The nutrients in chemical preserved vegetables are often highly compromised, but “fresh frozen” veggies should be relatively intact, particularly if (as typically with frozen vegetables) your intent is to cook them before eating, as most cooking processes (with the exception of light steaming) will typically break down or leach away a lot of non-mineral nutrients anyway. In any case, you’re better eating vegetable in virtually any state of preservation over most prepared frozen meals, and certainly over fried fast food which typcially has a lot of vacuous calories.

I’m going to challenge you on the “I can’t cook” claim, though. If you say, “I don’t care to cook,” or “Cooking really bores me to tears,” or “I pretend that I can’t learn to cook so that my husband will cook his famous lasagna,” I can by that, but any marginally functional adult can, and IMHO should, learn to cook. I’ve been advising a couple of the young bachelor lads around here how to impress the ladies by making meals from scractch that are easy to prepare but look and taste delicious. (I find a fresh cooked meal to be a better aphrodisiac than money or roses; unfortunately, you can’t really invite a girl over to your house for a first date, so :confused: ).

I’ve actually been thnking of holding an informal class to teach some basic recipes and skills to build upon, 'cause in my mind there’s nothing more useless than a guy who has to get married because Mommie isn’t around to cook and and wash clothes for him anymore. (Second most useless is a woman who can’t do at least some very basic home maintenance stuff, like tighten a hinge screw or remove a broken light bulb from the socket.) Unfortunately, I’ve found a real lack of very, very basic cookbooks that start with fundamental skills and build rather than just start telling your to brown things or make a roux without describing how to do this in simple detail.
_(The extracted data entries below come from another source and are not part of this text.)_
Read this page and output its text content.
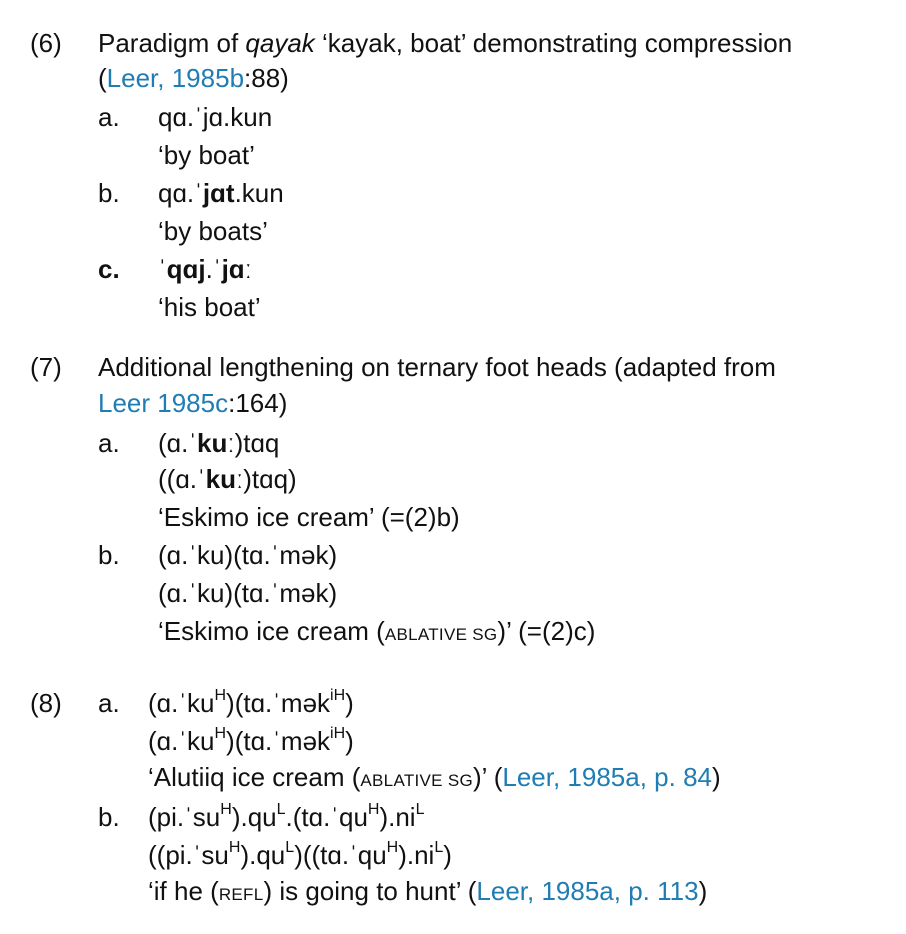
(6) Paradigm of qayak ‘kayak, boat’ demonstrating compression
(Leer, 1985b:88)
a. qɑ.ˈjɑ.kun
‘by boat’
b. qɑ.ˈjɑt.kun
‘by boats’
c. ˈqɑj.ˈjɑː
‘his boat’
(7) Additional lengthening on ternary foot heads (adapted from
Leer 1985c:164)
a. (ɑ.ˈkuː)tɑq
((ɑ.ˈkuː)tɑq)
‘Eskimo ice cream’ (=(2)b)
b. (ɑ.ˈku)(tɑ.ˈmək)
(ɑ.ˈku)(tɑ.ˈmək)
‘Eskimo ice cream (ABLATIVE SG)’ (=(2)c)
(8) a. (ɑ.ˈku$^H$)(tɑ.ˈmək$^{iH}$)
(ɑ.ˈku$^H$)(tɑ.ˈmək$^{iH}$)
‘Alutiiq ice cream (ABLATIVE SG)’ (Leer, 1985a, p. 84)
b. $(pi.ˈsu^H).qu^L.(tɑ.ˈqu^H).ni^L$
$((pi.ˈsu^H).qu^L)((tɑ.ˈqu^H).ni^L)$
‘if he (REFL) is going to hunt’ (Leer, 1985a, p. 113)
I’m sure the Cooking for Dummies or The Complete Total Fucking Moron’s Guide To Boiling Water type of books probably cover this, but I refuse to buy or recommend those on principle.

Stranger

The second quote Squink gives is followed on that page by this:

If that book doesn’t already exist, it needs to. I’m mentally adding it to the Christmas lists of several people I know already …

You’re entirely right. “I can’t cook” is actually my way of saying “I don’t like to cook and when I do, I don’t do it well.”

The problem lies in the fact that we’ve got very bad eating habits and frankly, little motivation to change them. Some households do really well planning or even partially preparing meals far in advance, but it just doesn’t work for ours. The head of broccoli I bought will likely go bad before we use it because we decided to have pizza and other things rather than the meal we planned.

Neither of us like leftovers in general (though there are a few exeptions.) Recipes and meals which are designed for a family always have too much leftover food. Yeah, I can work out how to halve the recipe, but it will still call for buying fresh ingredients which might not all be consumed in making it and which will almost certainly go to waste.

A yummy, nutritious meal-in-a-bag is ideal because it’s simple to make and the portion is just right for two. Now that I know vitamins are not seriously decreased by the freezing process, I can feel a little better about eating them.